Le débat sur l’avenir communautaire est donc essentiellement porté sur le niveau national. Les Britanniques réfléchissent en termes d’avantages et d’inconvénients nationaux. L’Union européenne garde le silence, à l’image de la chancelière allemande qui ne se prononce pas sur le Brexit de peur de passer une nouvelle fois pour une donneuse de leçon alors qu’elle est fermement opposée au Brexit.
Salle d’attente pour l’Union européenne
En attendant le résultat du référendum, Bruxelles est dans l’attente. Les dirigeants européens prennent leur distance avec le débat, par crainte d’influencer négativement les électeurs. Bruxelles a fait sa part en négociant un accord avec le Royaume-Uni, accord que Cameron a négocié au terme d’un chantage pour son soutien au camp du « Remain », c’est désormais aux électeurs britanniques de se prononcer. Quelle que soit l’issue de ce référendum, les négociations reprendront très vite entre le Royaume-Uni et l’Union européenne. Il s’agira de redonner à la relation RU-UE une base solide et durable, ou bien de mettre en place des procédures pour encadrer la sortie du pays par le biais de la clause de retrait. Pour se préparer à ces deux possibilités, des diplomates de plusieurs Etats membres ont initié des discussions avec les institutions européennes à la fin du mois de mai.
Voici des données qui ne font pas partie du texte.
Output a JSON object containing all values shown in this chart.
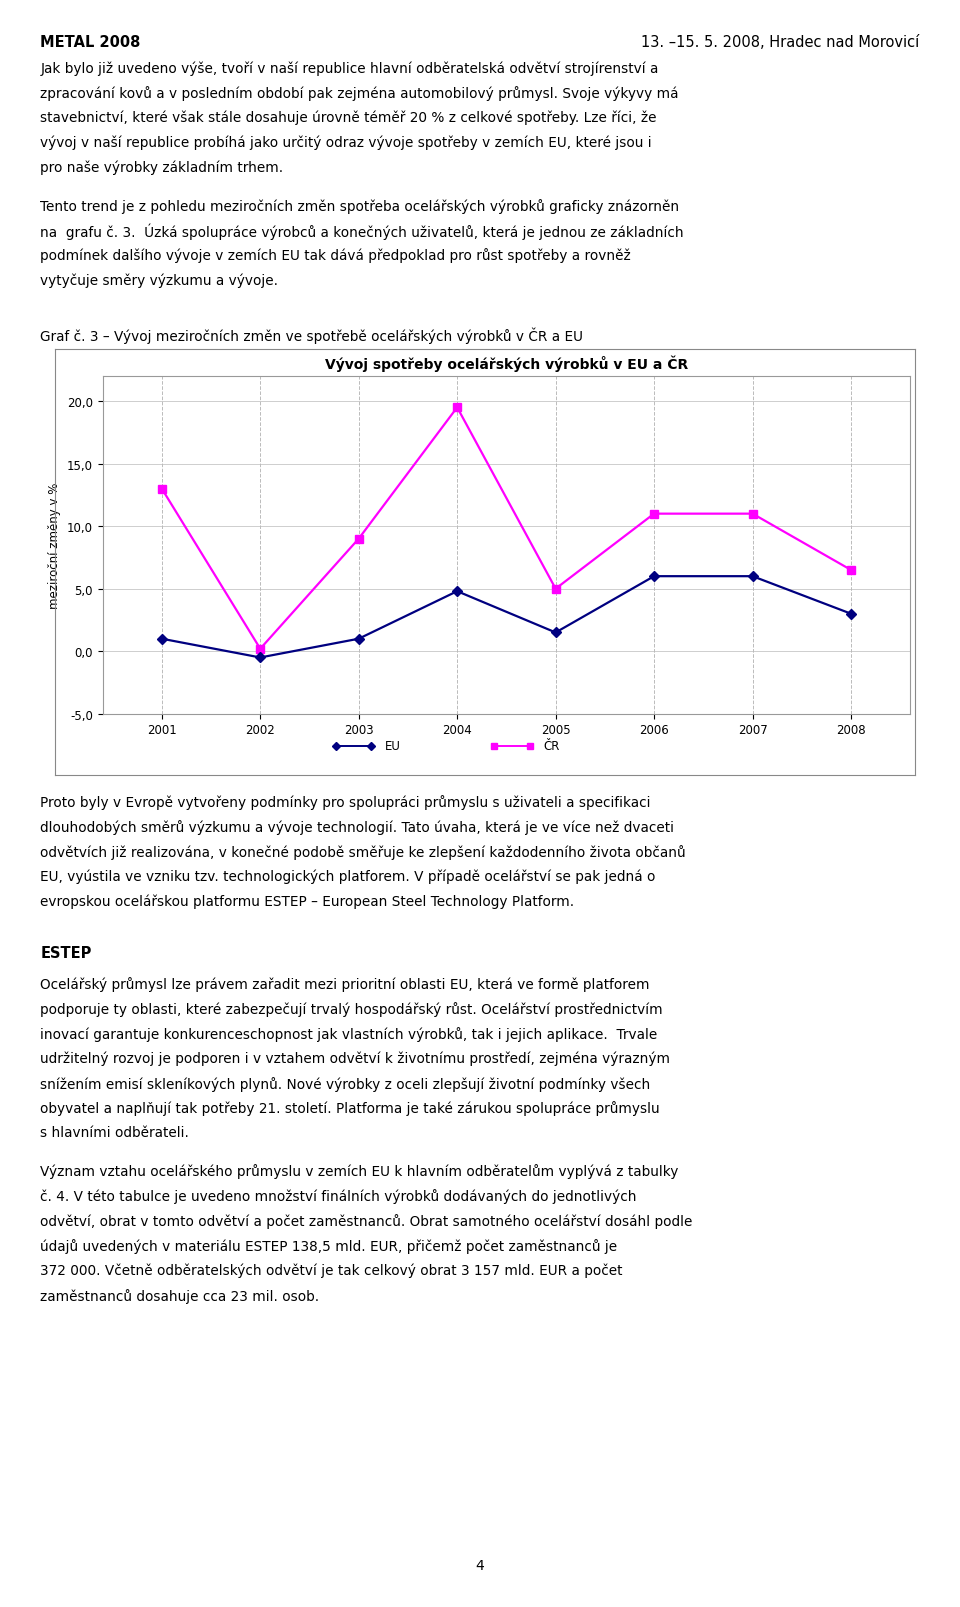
{
  "title": "Vývoj spotřeby ocelářských výrobků v EU a ČR",
  "ylabel": "meziroční změny v %",
  "years": [
    2001,
    2002,
    2003,
    2004,
    2005,
    2006,
    2007,
    2008
  ],
  "eu_values": [
    13.0,
    0.2,
    9.0,
    19.5,
    5.0,
    11.0,
    11.0,
    6.5
  ],
  "cr_values": [
    1.0,
    -0.5,
    1.0,
    4.8,
    1.5,
    6.0,
    6.0,
    3.0
  ],
  "eu_color": "#FF00FF",
  "cr_color": "#000080",
  "eu_label": "EU",
  "cr_label": "ČR",
  "ylim_min": -5.0,
  "ylim_max": 22.0,
  "yticks": [
    -5.0,
    0.0,
    5.0,
    10.0,
    15.0,
    20.0
  ],
  "ytick_labels": [
    "-5,0",
    "0,0",
    "5,0",
    "10,0",
    "15,0",
    "20,0"
  ],
  "bg_color": "#FFFFFF",
  "plot_bg_color": "#FFFFFF",
  "grid_color": "#BBBBBB",
  "title_fontsize": 10,
  "axis_fontsize": 8.5,
  "legend_fontsize": 8.5,
  "header_left": "METAL 2008",
  "header_right": "13. –15. 5. 2008, Hradec nad Morovicí",
  "para1": "Jak bylo již uvedeno výše, tvoří v naší republice hlavní odběratelská odvětví strojírenství a zpracování kovů a v posledním období pak zejména automobilový průmysl. Svoje výkyvy má stavebníctví, které však stále dosahuje úrovně téměř 20 % z celkové spotřeby. Lze říci, že vývoj v naší republice probíhá jako určitý odraz vývoje spotřeby v zemích EU, které jsou i pro naše výrobky základním trhem.",
  "para2": "Tento trend je z pohledu meziročních změn spotřeba ocelářských výrobků graficky znázorněn na  grafu č. 3.  Úzká spolupráce výrobců a konečných uživatelů, která je jednou ze základních podmínek dalšího vývoje v zemích EU tak dává předpoklad pro růst spotřeby a rovněž vytyčuje směry výzkumu a vývoje.",
  "graf_label": "Graf č. 3 – Vývoj meziročních změn ve spotřebě ocelářských výrobků v ČR a EU",
  "para3": "Proto byly v Evropě vytvořeny podmínky pro spolupráci průmyslu s uživateli a specifikaci dlouhodobých směrů výzkumu a vývoje technologií. Tato úhava, která je ve více než dvaceti odvětvích již realizována, v konečné podobě směřuje ke zlepšení každodenního života občanů EU, vyústila ve vzniku tzv. technologických platforem. V případě ocelářství se pak jedná o evropskou ocelářskou platformu ESTEP – European Steel Technology Platform.",
  "estep_title": "ESTEP",
  "para4": "Ocelářský průmysl lze právem zařadit mezi prioritní oblasti EU, která ve formě platforem podporuje ty oblasti, které zabezpečují trvalý hospodářský růst. Ocelářství prostřednictvím inovací garantuje konkurenceschopnost jak vlastních výrobků, tak i jejich aplikace.  Trvale udržitelný rozvoj je podporen i v vztahem odvětví k životnímu prostředí, zejména výrazným snížením emisí skleníkových plynů. Nové výrobky z oceli zlepšují životní podmínky všech obyvatel a naplňují tak potřeby 21. století. Platforma je také zárukou spolupráce průmyslu s hlavními odběrateli.",
  "para5": "Význam vztahu ocelářského průmyslu v zemích EU k hlavním odběratelům vyplývá z tabulky č. 4. V této tabulce je uvedeno množství finálních výrobků dodávaných do jednotlivých odvětví, obrat v tomto odvětví a počet zaměstnanců. Obrat samotného ocelářství dosáhl podle údajů uvedených v materiálu ESTEP 138,5 mld. EUR, přičemž počet zaměstnanců je 372 000. Včetně odběratelských odvětví je tak celkový obrat 3 157 mld. EUR a počet zaměstnanců dosahuje cca 23 mil. osob.",
  "page_number": "4"
}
Ainsi, Bruxelles tourne au ralenti en ce mois de juin habituellement très chargé. Les agendas ministériels sont tenus, mais l’activité réduite. Bruxelles remet même à plus tard la définition du budget européen qui a traditionnellement lieu fin mai, tant cette question est sensible Outre-Manche, et représente l’un des arguments majeurs du camp du « Leave ». En outre, la plupart des autres gros dossiers qui posent problème vis- à-vis du Royaume-Uni sont également plus ou moins suspendus (CETA, fraude fiscale, etc.). Nul doute que l’issue du scrutin le 23 juin prochain impulsera une nouvelle dynamique pour l’Union. Entre aveu d’échec et marginalisation du Royaume-Uni, elle devra sans plus attendre agir en conséquence si elle ne veut pas courir à sa perte. D’autant plus que selon un sondage mené par l’institut américain Pew Research et parut la semaine dernière, les Européens sont de plus en plus critiques vis-à-vis de l’Union européenne.
1. Le 13 juin 2016 à 22:59, par Iwantout En réponse à : Brexit : L’Union européenne dans l’attente
Pourquoi n’existe-t-il aucun articles en anglais sur l’organisation d’un referendum ?
2. Le 13 juin 2016 à 23:35, par Hervé Moritz En réponse à : Brexit : L’Union européenne dans l’attente
Bonjour,
Notre média est un média participatif. Si un internaute souhaite proposer un article en anglais sur ce sujet, il est possible de l’envoyer à la rédaction.
Je crois qu’il y a déjà quelques articles en ligne en anglais concernant le Brexit.